Kids nowadays have lots of choices for sports participation. I well remember when we were in grade school, we girls played softball or volleyball and the boys played baseball. We knew nothing about football because basketball dominated our thoughts of competitive play. At recess we headed out to the baseball or softball field which was an unleveled playing field. If we had rain there were holes of water or mud to watch carefully. We had to keep our school clothes clean too. No gym clothes for us.

Randy and Eileen went to Atlanta, Georgia to visit Patty Schmidt Smith and to celebrate Eileen’s birthday. They had a great time and while the mother-daughter duo caught up on talking, Randy rambled around checking out grocery stores.

From there they traveled to Clemson, South Carolina to see Eileen’s brother Clint Barr and his wife Jan. Their Chihuahua dogs entertained everyone by making faces or they looked like they were changing expressions. One Chihuahua was old and the expressions made him look mean. Evidently since he is so little he feels the need to fight for his territory.

Anyone who is into sports knows of Clemson University. Randy says you can really tell it is a college town.

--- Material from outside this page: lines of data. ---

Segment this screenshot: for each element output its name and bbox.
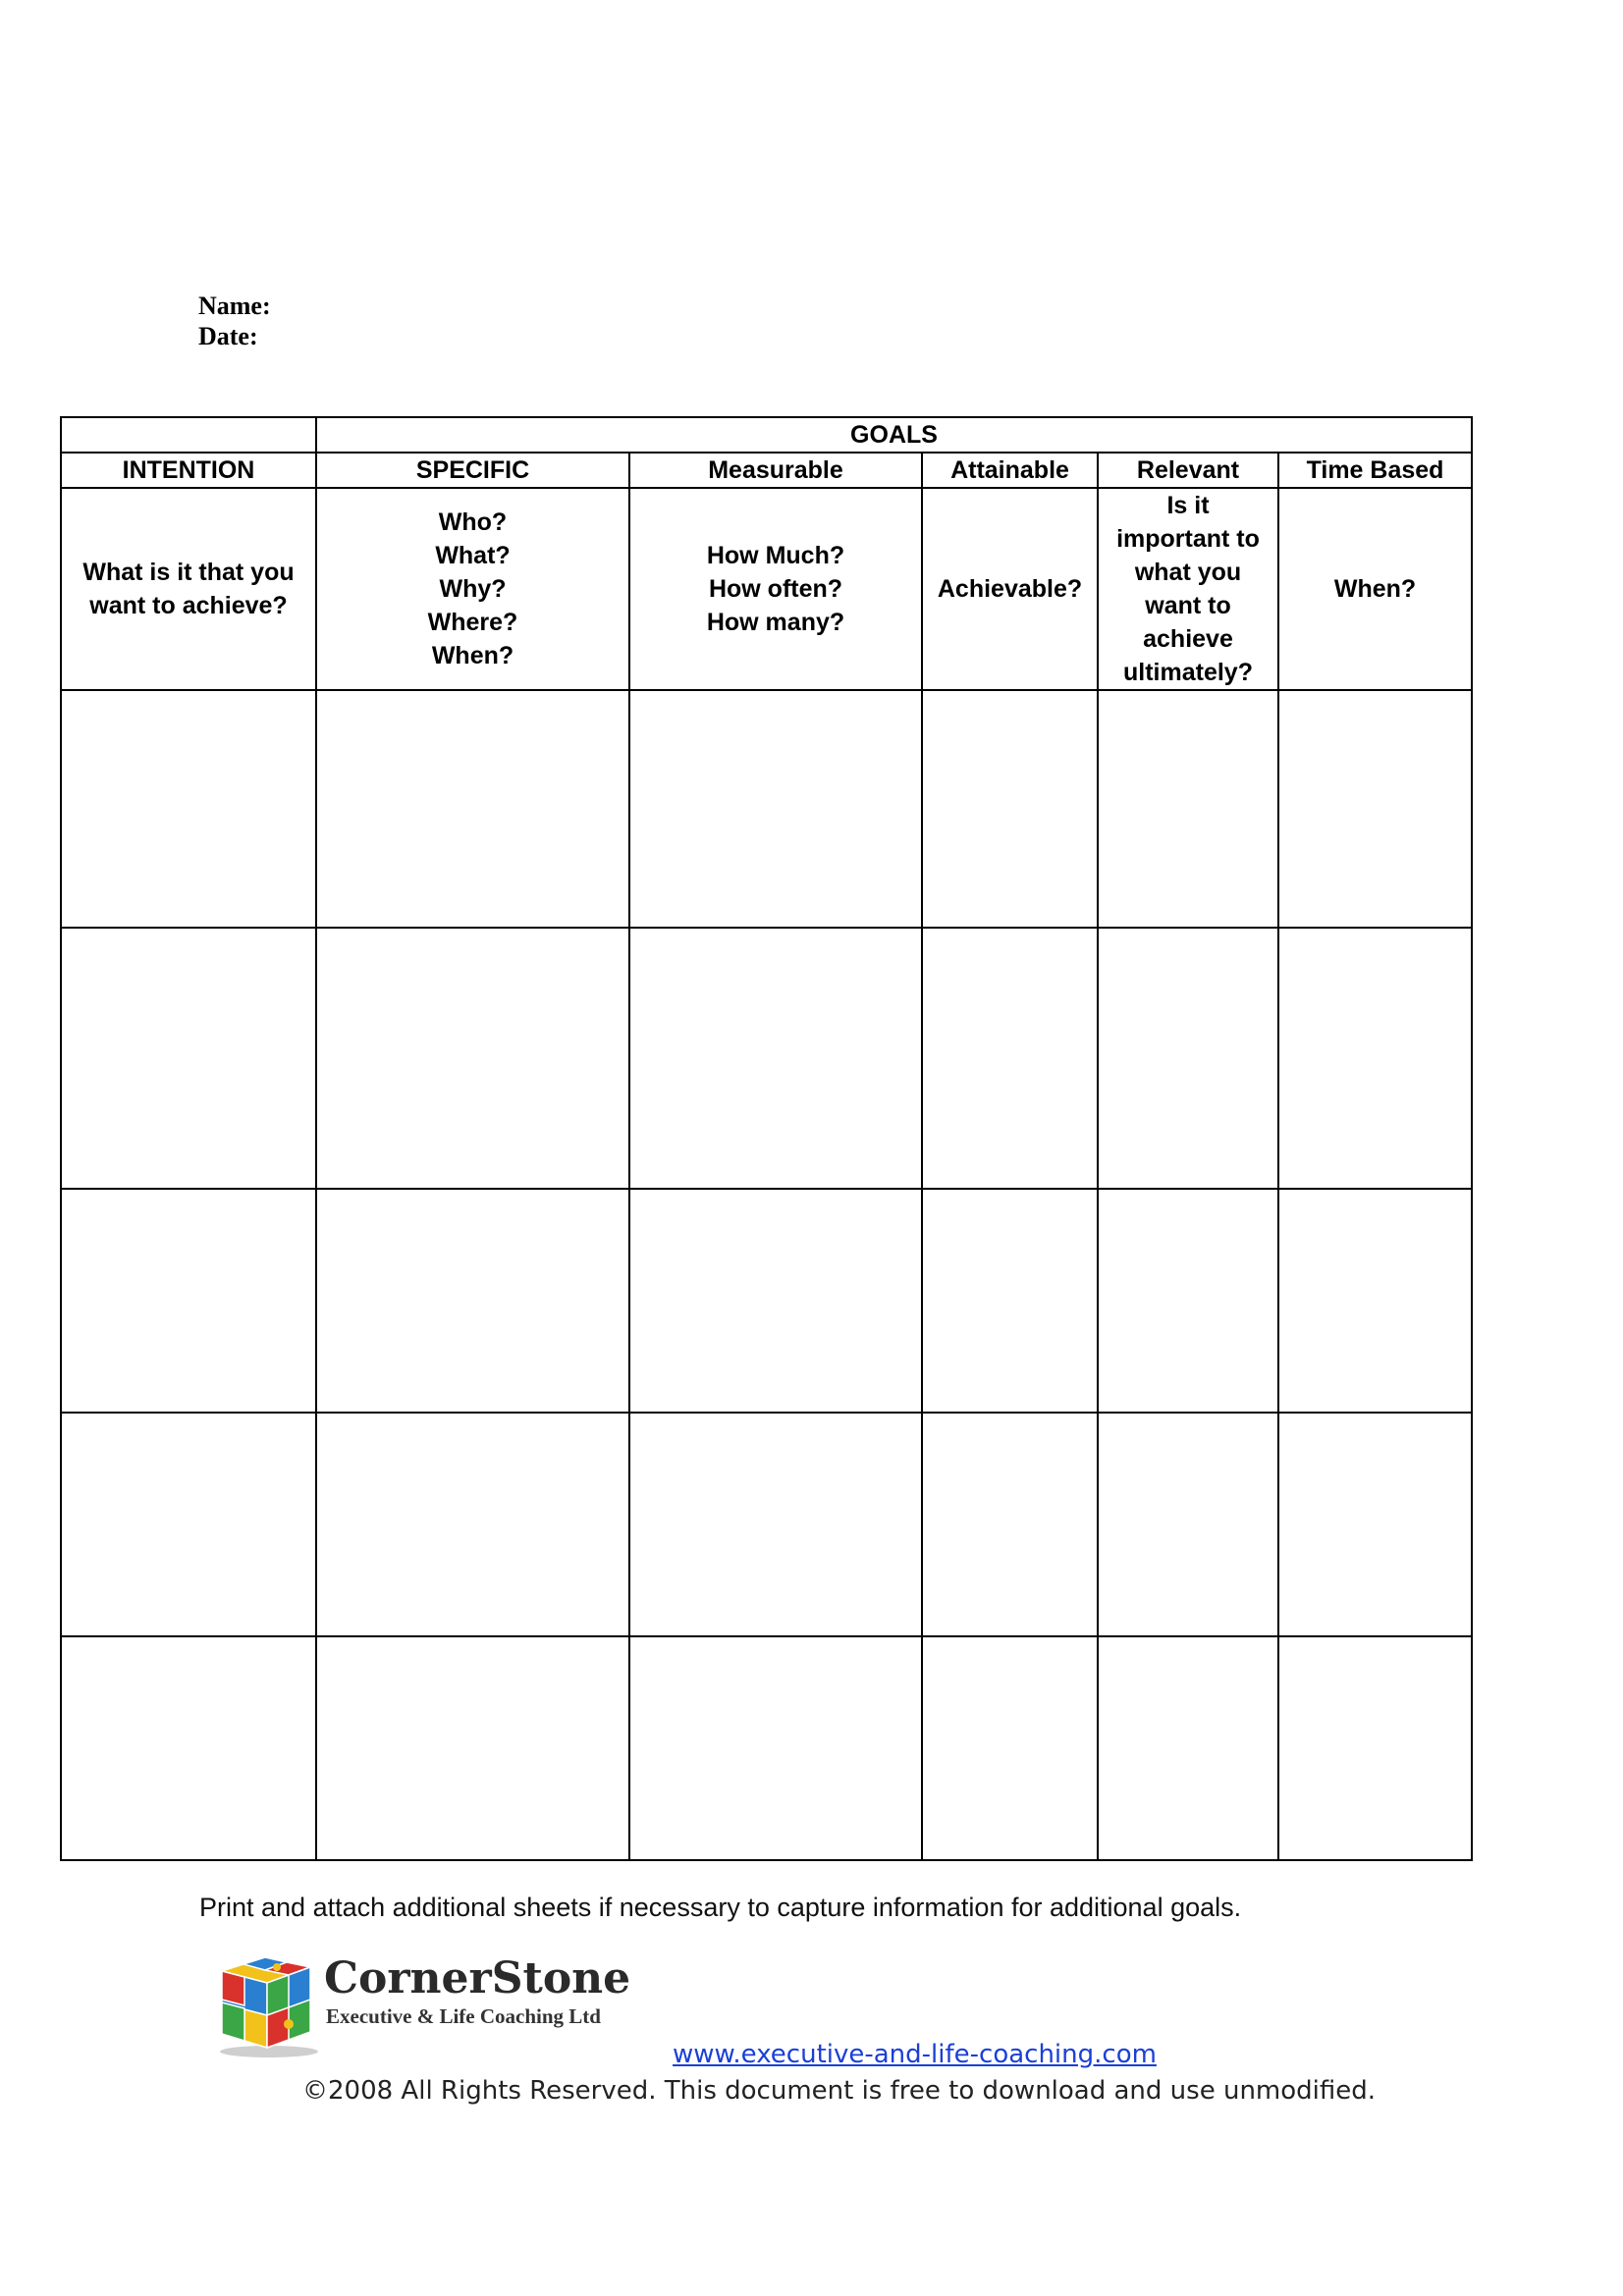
brand-tagline: Executive & Life Coaching Ltd <box>326 2004 601 2028</box>
prompt-line: How Much? <box>706 542 845 569</box>
puzzle-cube-icon <box>208 1953 324 2059</box>
goal-entry-row <box>61 1413 1472 1636</box>
blank-header-cell <box>61 417 316 453</box>
column-header-relevant: Relevant <box>1098 453 1278 488</box>
goal-entry-row <box>61 1189 1472 1413</box>
prompt-line: important to <box>1116 525 1260 553</box>
prompt-attainable: Achievable? <box>922 488 1098 690</box>
prompt-specific <box>316 488 629 690</box>
entry-cell-relevant[interactable] <box>1098 1413 1278 1636</box>
entry-cell-time-based[interactable] <box>1278 1413 1472 1636</box>
entry-cell-intention[interactable] <box>61 1413 316 1636</box>
table-group-header-row <box>61 417 1472 453</box>
entry-cell-attainable[interactable] <box>922 1636 1098 1860</box>
entry-cell-measurable[interactable] <box>629 690 922 928</box>
entry-cell-specific[interactable] <box>316 1189 629 1413</box>
column-header-measurable: Measurable <box>629 453 922 488</box>
entry-cell-attainable[interactable] <box>922 690 1098 928</box>
entry-cell-intention[interactable] <box>61 690 316 928</box>
table-prompt-row <box>61 488 1472 690</box>
goals-group-header: GOALS <box>316 417 1472 453</box>
prompt-line: ultimately? <box>1123 659 1253 686</box>
additional-sheets-note: Print and attach additional sheets if necessary to capture information for additional goals. <box>199 1893 1242 1922</box>
entry-cell-measurable[interactable] <box>629 1413 922 1636</box>
column-header-specific: SPECIFIC <box>316 453 629 488</box>
form-meta <box>198 291 271 351</box>
goal-entry-row <box>61 928 1472 1189</box>
prompt-line: When? <box>431 642 514 669</box>
entry-cell-time-based[interactable] <box>1278 1636 1472 1860</box>
entry-cell-specific[interactable] <box>316 928 629 1189</box>
entry-cell-time-based[interactable] <box>1278 1189 1472 1413</box>
cornerstone-logo <box>208 1953 640 2059</box>
prompt-line: Who? <box>438 508 508 536</box>
prompt-line: Where? <box>427 609 518 636</box>
brand-name: CornerStone <box>324 1953 631 2003</box>
table-column-header-row <box>61 453 1472 488</box>
entry-cell-specific[interactable] <box>316 1636 629 1860</box>
entry-cell-relevant[interactable] <box>1098 1636 1278 1860</box>
goal-entry-row <box>61 1636 1472 1860</box>
prompt-time-based: When? <box>1278 488 1472 690</box>
prompt-line: What? <box>435 542 511 569</box>
entry-cell-specific[interactable] <box>316 1413 629 1636</box>
entry-cell-intention[interactable] <box>61 928 316 1189</box>
entry-cell-relevant[interactable] <box>1098 690 1278 928</box>
prompt-line: Why? <box>439 575 507 603</box>
prompt-relevant <box>1098 488 1278 690</box>
column-header-intention: INTENTION <box>61 453 316 488</box>
entry-cell-measurable[interactable] <box>629 1636 922 1860</box>
name-label: Name: <box>198 292 271 320</box>
goal-entry-row <box>61 690 1472 928</box>
entry-cell-intention[interactable] <box>61 1189 316 1413</box>
entry-cell-relevant[interactable] <box>1098 928 1278 1189</box>
entry-cell-measurable[interactable] <box>629 928 922 1189</box>
prompt-line: How many? <box>706 609 845 636</box>
prompt-line: what you <box>1134 559 1242 586</box>
entry-cell-relevant[interactable] <box>1098 1189 1278 1413</box>
entry-cell-measurable[interactable] <box>629 1189 922 1413</box>
copyright-notice: ©2008 All Rights Reserved. This document is free to download and use unmodified. <box>302 2076 1377 2106</box>
prompt-line: How often? <box>708 575 843 603</box>
prompt-line: achieve <box>1143 625 1233 653</box>
website-link[interactable]: www.executive-and-life-coaching.com <box>673 2040 1157 2069</box>
entry-cell-attainable[interactable] <box>922 1413 1098 1636</box>
entry-cell-attainable[interactable] <box>922 928 1098 1189</box>
entry-cell-attainable[interactable] <box>922 1189 1098 1413</box>
prompt-line: want to <box>1145 592 1231 619</box>
date-label: Date: <box>198 322 258 350</box>
smart-goals-table <box>60 416 1473 1861</box>
prompt-intention: What is it that you want to achieve? <box>61 488 316 690</box>
column-header-attainable: Attainable <box>922 453 1098 488</box>
prompt-measurable <box>629 488 922 690</box>
prompt-line: Is it <box>1166 492 1210 519</box>
entry-cell-specific[interactable] <box>316 690 629 928</box>
entry-cell-time-based[interactable] <box>1278 690 1472 928</box>
column-header-time-based: Time Based <box>1278 453 1472 488</box>
entry-cell-time-based[interactable] <box>1278 928 1472 1189</box>
entry-cell-intention[interactable] <box>61 1636 316 1860</box>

He and /Eileen wandered into a huge hardware store to look around. He always is looking for something in the cooking world and they came across a barbecue sauce display and he was telling her about the items. Those who were working at the store had all offered their help. They might have wondered if this couple was into shoplifting since that seems to be a lucrative business at least in our area. That particular sauce had been bottled at the Allegro plant. Randy can always go into his sales pitch anytime someone is interested. The employees were either eager to learn or were just bored.

The next morning they stared home and in the rainy, foggy mess, Randy missed the highway he wanted to get on. Eileen was reading the map or trying to see it and they went straight up a mountain with no shoulders. At one point she told Randy she could not see anything on her side. He wished for me so I could enjoy seeing nothing but air. If we were in the 18-wheeler years ago I got in the sleeper and looked straight down the highway!

Eleanor (Tweeta) Hancock was laid to rest at the age of 81. I did not see her often but she always knew me and had a big smile on her face. Having lived most of her life in Huntington she retired from Boots Furniture, was a member of Huntington First Baptist Church where she taught Sunday School and was a good fisher-woman.

Surviving Tweeta are sons Phillip and Keith Hancock, daughter Monica Lambert, sister Jackie Morehead. Preceding her in death were parents Wade and Ezie Davis Kirkland, and sister Jo Ruth Wilkerson.